Both Paul and I have been overwhelmed with the natural beauty of these many varied islands, her people and her exotic flora. We've loved all our interactions with locals - the casual "Ia Orana" greetings from strangers as we pass by them on the streets, irrespective of location, go a long way to indicate that everyone is welcome here. Even where there have been language issues, primarily due to our almost non-existent French, we've felt in tune and have been able to communicate through a mix of Frenglish, mime and Google Translate. We've enjoyed shopping for fresh produce at local markets and roadside stalls. We've spent time wandering through the various craft markets, admiring the intricate carvings and collecting a few small trinkets. We've loved the effortless way both the ladies and the Mahu dress, glorious flowers either tucked behind an ear or woven into elaborate and ornate headdresses. We've noticed what is obviously a resurgence of traditional Polynesian tattoos, sported with pride by many, each symbolising significant cultural and life events. We've been thrilled by the soaring, lush and rugged scenery; the crystal clear and stunningly azure waters of the lagoons; the sea life and the coral gardens. We've completely enjoyed our immersion into Polynesian history and culture - from the tales of the cannibalistic head hunters of the Marquesas to the visual and very exciting dances favoured across all the archipelagos to the few remaining sacred tikis. To be in Papeete during Heiva was a truly memorable experience; the competitive and entertaining programme really bringing to life the spirit and grace of the islanders.
French Polynesia is as heady and seductive as the scent of the sacred Tiare flower and the vanilla beans that are harvested throughout her islands; as chilled as her calm and translucent waters; and as varied as the many hues of her cultivated black pearls. We have absolutely loved each and every location we have had the privilege of visiting and will cherish the memories of our time here. Who knows, perhaps a long-ago siren call of Tina was imbedded into my psyche and readied me decades ago for this lush green paradise.

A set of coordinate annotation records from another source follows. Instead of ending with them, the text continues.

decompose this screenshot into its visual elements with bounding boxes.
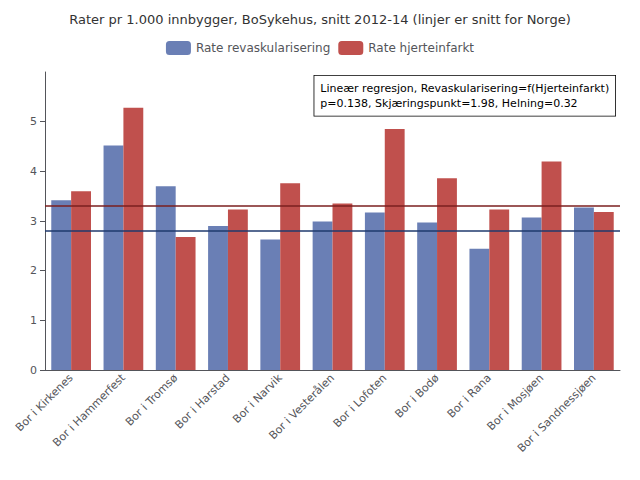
- svg-text:Bor i Tromsø: Bor i Tromsø: [123, 371, 181, 429]
- svg-text:3: 3: [30, 215, 37, 228]
- svg-text:Bor i Sandnessjøen: Bor i Sandnessjøen: [515, 371, 599, 455]
- svg-text:Rate hjerteinfarkt: Rate hjerteinfarkt: [368, 41, 474, 55]
- svg-text:Bor i Vesterålen: Bor i Vesterålen: [266, 371, 337, 442]
- svg-text:p=0.138, Skjæringspunkt=1.98,: p=0.138, Skjæringspunkt=1.98, Helning=0.…: [320, 97, 577, 110]
- svg-text:Bor i Harstad: Bor i Harstad: [172, 371, 232, 431]
- svg-text:Bor i Narvik: Bor i Narvik: [230, 371, 285, 426]
- svg-text:4: 4: [30, 165, 37, 178]
- svg-text:Bor i Bodø: Bor i Bodø: [392, 371, 442, 421]
- svg-text:Lineær regresjon, Revaskularis: Lineær regresjon, Revaskularisering=f(Hj…: [320, 82, 609, 95]
- svg-text:Bor i Mosjøen: Bor i Mosjøen: [484, 371, 547, 434]
- svg-text:2: 2: [30, 264, 37, 277]
- svg-text:0: 0: [30, 364, 37, 377]
- svg-text:Bor i Lofoten: Bor i Lofoten: [331, 371, 390, 430]
- svg-text:Bor i Kirkenes: Bor i Kirkenes: [13, 371, 76, 435]
- svg-text:Bor i Rana: Bor i Rana: [445, 371, 494, 420]
- svg-text:Rater pr 1.000 innbygger, BoSy: Rater pr 1.000 innbygger, BoSykehus, sni…: [69, 12, 570, 27]
- svg-text:5: 5: [30, 115, 37, 128]
- svg-text:1: 1: [30, 314, 37, 327]
- svg-text:Rate revaskularisering: Rate revaskularisering: [196, 41, 330, 55]
- svg-text:Bor i Hammerfest: Bor i Hammerfest: [50, 371, 128, 449]
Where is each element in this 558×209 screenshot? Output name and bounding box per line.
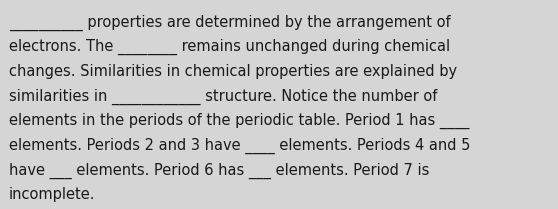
Text: incomplete.: incomplete. <box>9 187 95 202</box>
Text: elements in the periods of the periodic table. Period 1 has ____: elements in the periods of the periodic … <box>9 113 469 130</box>
Text: elements. Periods 2 and 3 have ____ elements. Periods 4 and 5: elements. Periods 2 and 3 have ____ elem… <box>9 138 470 154</box>
Text: have ___ elements. Period 6 has ___ elements. Period 7 is: have ___ elements. Period 6 has ___ elem… <box>9 163 429 179</box>
Text: electrons. The ________ remains unchanged during chemical: electrons. The ________ remains unchange… <box>9 39 450 56</box>
Text: similarities in ____________ structure. Notice the number of: similarities in ____________ structure. … <box>9 89 437 105</box>
Text: __________ properties are determined by the arrangement of: __________ properties are determined by … <box>9 15 451 31</box>
Text: changes. Similarities in chemical properties are explained by: changes. Similarities in chemical proper… <box>9 64 457 79</box>
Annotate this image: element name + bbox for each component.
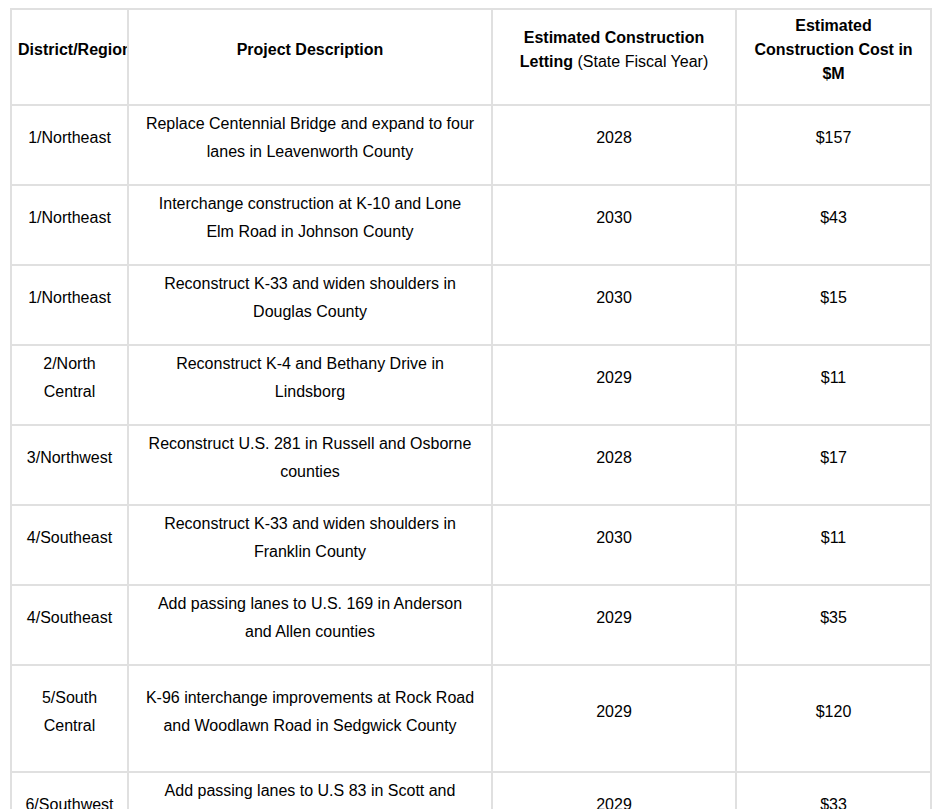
cost-cell: $120	[736, 665, 931, 772]
district-cell: 6/Southwest	[11, 772, 128, 809]
letting-year-cell: 2028	[492, 105, 736, 185]
letting-year-cell: 2029	[492, 772, 736, 809]
letting-year-cell: 2028	[492, 425, 736, 505]
header-row: District/Region Project Description Esti…	[11, 9, 931, 105]
district-cell: 4/Southeast	[11, 505, 128, 585]
cost-cell: $33	[736, 772, 931, 809]
table-row: 5/South Central K-96 interchange improve…	[11, 665, 931, 772]
description-cell: Reconstruct K-33 and widen shoulders in …	[128, 505, 492, 585]
district-cell: 4/Southeast	[11, 585, 128, 665]
cost-cell: $43	[736, 185, 931, 265]
cost-cell: $11	[736, 505, 931, 585]
description-cell: Add passing lanes to U.S 83 in Scott and…	[128, 772, 492, 809]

We've got a good weather window so we've completed our check out procedures and are just waiting on the Gendarmes to process documentation and issue our international clearance. It's a two day process here - serious island time is obviously observed on Bora Bora! We've offloaded the last of our very colourful and pretty Pacific Francs and are excited to be to be moving on to new locations. We will be off the grid for around three weeks but will, as usual, complete daily position reporting and blog posts. Mauruuru Polynesia - it's been an awesome experience!